They Agreed To A Stranger's Sexual Fantasy Involving A Broom. But They Had The Wrong House.

A court decision this month in Australia contained some helpful advice: Always double-check you have the right address if you're going to a stranger's place for role play.

When the Australian man awoke to use the bathroom in his rural New South Wales home shortly after 6 a.m. on a Sunday last July, he noticed a light on his lounge room.

Assuming it was a friend who comes over to use his kitchen to make coffee, he yelled out for them to leave.

“Bugger off, it’s too early," the man said.

But in the darkness, he heard a stranger's voice reply.

“Is your name Kevin?” the stranger asked.

In shock, the man ripped off his sleep apnea mask and turned on his bedside lamp. Next to his bed, he saw two men holding machetes.

"What’s your name?” one of the men asked. He told the men his name.

"Are you sure you are not Kevin? As we were told to come to...pick up Kevin," one of the strangers responded.

The man told them no one named Kevin lived at the address or had ever lived there. Seemingly satisfied, the men started leaving.

"Sorry, mate," said one of them, shaking the shocked man's hand.

"Bye," said the other.

This bizarre interaction at a home in Goolgowi, almost seven hours west of Sydney, was not a crime, an Australian judge ruled this month, but rather the result of a bumbling attempt at carrying out another man's sexual fantasy, which went horribly wrong.

In exchange for $5,000, the two men had agreed to tie up a man they had never met, then rub his underwear with a broom. There was just one problem: They had the wrong address.

In a May 15 decision that was posted online on Tuesday, District Court Judge Sean Grant found one of the machete-wielding men, Terrence Leroy, not guilty of breaking and entering while armed with a weapon.
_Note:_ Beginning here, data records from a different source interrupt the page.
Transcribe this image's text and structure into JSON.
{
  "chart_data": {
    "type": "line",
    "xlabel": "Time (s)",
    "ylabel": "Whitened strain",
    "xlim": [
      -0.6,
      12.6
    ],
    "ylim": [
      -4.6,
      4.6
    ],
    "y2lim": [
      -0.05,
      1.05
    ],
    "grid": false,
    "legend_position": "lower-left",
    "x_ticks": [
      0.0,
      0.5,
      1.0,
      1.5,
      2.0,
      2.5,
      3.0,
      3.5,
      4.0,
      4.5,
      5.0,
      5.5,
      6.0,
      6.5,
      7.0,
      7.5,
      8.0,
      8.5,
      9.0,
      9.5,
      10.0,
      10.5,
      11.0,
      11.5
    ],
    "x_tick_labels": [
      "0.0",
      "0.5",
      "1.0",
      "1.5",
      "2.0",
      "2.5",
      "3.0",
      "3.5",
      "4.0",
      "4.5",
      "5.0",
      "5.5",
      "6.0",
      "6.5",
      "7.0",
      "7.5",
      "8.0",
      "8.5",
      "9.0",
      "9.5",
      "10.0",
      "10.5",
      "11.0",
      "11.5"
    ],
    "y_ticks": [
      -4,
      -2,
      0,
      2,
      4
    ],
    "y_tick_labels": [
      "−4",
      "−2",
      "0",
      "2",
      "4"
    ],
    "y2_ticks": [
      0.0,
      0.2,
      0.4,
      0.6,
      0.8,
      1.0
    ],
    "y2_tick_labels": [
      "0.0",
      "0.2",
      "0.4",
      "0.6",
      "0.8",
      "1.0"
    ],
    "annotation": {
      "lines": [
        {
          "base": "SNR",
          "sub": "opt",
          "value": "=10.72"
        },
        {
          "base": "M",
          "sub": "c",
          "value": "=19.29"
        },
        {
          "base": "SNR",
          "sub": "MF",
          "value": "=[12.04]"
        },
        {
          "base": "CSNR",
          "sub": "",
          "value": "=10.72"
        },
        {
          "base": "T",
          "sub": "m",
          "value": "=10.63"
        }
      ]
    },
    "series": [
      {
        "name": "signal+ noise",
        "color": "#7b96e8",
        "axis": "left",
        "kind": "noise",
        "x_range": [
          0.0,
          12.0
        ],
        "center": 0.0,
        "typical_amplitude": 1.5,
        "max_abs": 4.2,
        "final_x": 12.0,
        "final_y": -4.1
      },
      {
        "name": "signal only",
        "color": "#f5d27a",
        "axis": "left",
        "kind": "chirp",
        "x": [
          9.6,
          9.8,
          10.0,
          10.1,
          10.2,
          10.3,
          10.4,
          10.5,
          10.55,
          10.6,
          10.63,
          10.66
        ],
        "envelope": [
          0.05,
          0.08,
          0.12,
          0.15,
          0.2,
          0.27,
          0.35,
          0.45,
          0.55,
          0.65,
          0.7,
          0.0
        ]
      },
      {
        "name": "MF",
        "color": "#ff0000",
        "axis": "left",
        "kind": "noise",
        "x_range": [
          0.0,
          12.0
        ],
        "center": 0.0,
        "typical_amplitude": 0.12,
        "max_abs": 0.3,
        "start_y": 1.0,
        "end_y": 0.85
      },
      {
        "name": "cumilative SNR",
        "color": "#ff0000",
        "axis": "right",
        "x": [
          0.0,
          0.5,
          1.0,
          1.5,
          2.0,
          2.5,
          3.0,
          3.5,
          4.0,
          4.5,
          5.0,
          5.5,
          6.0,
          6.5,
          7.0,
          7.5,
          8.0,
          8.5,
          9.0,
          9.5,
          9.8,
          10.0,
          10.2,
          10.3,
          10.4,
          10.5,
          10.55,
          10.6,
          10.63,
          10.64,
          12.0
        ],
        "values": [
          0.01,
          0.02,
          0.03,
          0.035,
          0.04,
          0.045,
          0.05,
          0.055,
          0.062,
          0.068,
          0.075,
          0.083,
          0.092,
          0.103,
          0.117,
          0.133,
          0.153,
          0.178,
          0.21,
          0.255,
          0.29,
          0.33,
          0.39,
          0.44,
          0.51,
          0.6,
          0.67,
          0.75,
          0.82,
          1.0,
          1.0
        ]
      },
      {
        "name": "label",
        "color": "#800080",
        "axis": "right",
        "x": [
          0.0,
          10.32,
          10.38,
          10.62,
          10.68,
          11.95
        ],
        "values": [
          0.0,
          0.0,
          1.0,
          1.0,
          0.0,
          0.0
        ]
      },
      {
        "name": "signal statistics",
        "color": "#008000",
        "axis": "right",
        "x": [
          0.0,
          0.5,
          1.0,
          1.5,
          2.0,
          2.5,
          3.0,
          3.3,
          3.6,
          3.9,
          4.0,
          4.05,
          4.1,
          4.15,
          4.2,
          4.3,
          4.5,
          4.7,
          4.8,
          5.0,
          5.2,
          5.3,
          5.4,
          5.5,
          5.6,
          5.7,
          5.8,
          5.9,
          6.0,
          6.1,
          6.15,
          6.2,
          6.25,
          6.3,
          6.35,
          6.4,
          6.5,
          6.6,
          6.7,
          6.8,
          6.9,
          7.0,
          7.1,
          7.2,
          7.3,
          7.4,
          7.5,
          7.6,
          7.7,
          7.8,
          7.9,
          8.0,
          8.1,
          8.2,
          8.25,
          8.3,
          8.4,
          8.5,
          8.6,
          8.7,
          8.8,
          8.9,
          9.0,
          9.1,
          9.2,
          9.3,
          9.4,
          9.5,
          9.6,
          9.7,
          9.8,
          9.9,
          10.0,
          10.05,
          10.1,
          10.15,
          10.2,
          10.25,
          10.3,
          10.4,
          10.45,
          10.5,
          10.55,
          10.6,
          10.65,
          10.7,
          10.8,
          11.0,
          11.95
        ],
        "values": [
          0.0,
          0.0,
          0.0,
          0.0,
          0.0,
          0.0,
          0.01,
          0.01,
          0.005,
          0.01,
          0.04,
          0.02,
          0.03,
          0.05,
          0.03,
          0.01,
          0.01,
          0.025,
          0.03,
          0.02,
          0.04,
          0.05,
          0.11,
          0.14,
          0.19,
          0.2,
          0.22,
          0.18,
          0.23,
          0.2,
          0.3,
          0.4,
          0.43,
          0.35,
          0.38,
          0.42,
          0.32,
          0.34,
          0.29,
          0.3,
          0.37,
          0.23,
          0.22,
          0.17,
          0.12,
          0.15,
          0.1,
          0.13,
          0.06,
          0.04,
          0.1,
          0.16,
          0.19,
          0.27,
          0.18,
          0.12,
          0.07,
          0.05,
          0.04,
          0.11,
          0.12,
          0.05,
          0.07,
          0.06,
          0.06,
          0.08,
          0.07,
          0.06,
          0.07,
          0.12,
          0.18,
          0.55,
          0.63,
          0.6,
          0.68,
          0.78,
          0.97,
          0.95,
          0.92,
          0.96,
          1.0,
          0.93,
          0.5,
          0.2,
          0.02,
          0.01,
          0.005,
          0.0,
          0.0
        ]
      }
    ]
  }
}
"The facts of the case are unusual," the judge conceded at the start of his ruling.

From the facts laid out in the case, it appears there was some confusion that resulted when the man seeking the sexual role-play, Kevin, moved houses and his hired helpers confused the number of his new address with his old street.

Leroy's attorney argued his client entered the shocked man's home without criminal intent: "It was a commercial agreement to tie up and stroke a semi-naked man in his underpants with a broom. Entry was not with intent to intimidate."

Prosecutors argued the machetes had not been part of Kevin's sexual requests, but the judge ruled the pair were essentially improvising as part of the role-play.

"They carried the machetes either as a prop or something to use in that fantasy," he wrote. "The fantasy was unscripted and there was discretion as to how it would be carried out."

The judge subsequently found Leroy had no intent to commit the crime of intimidation when he entered the house and was therefore not guilty.

He also found the two men treated the shocked man relatively well despite the bizarre circumstances.

"They were polite and respectful," he wrote.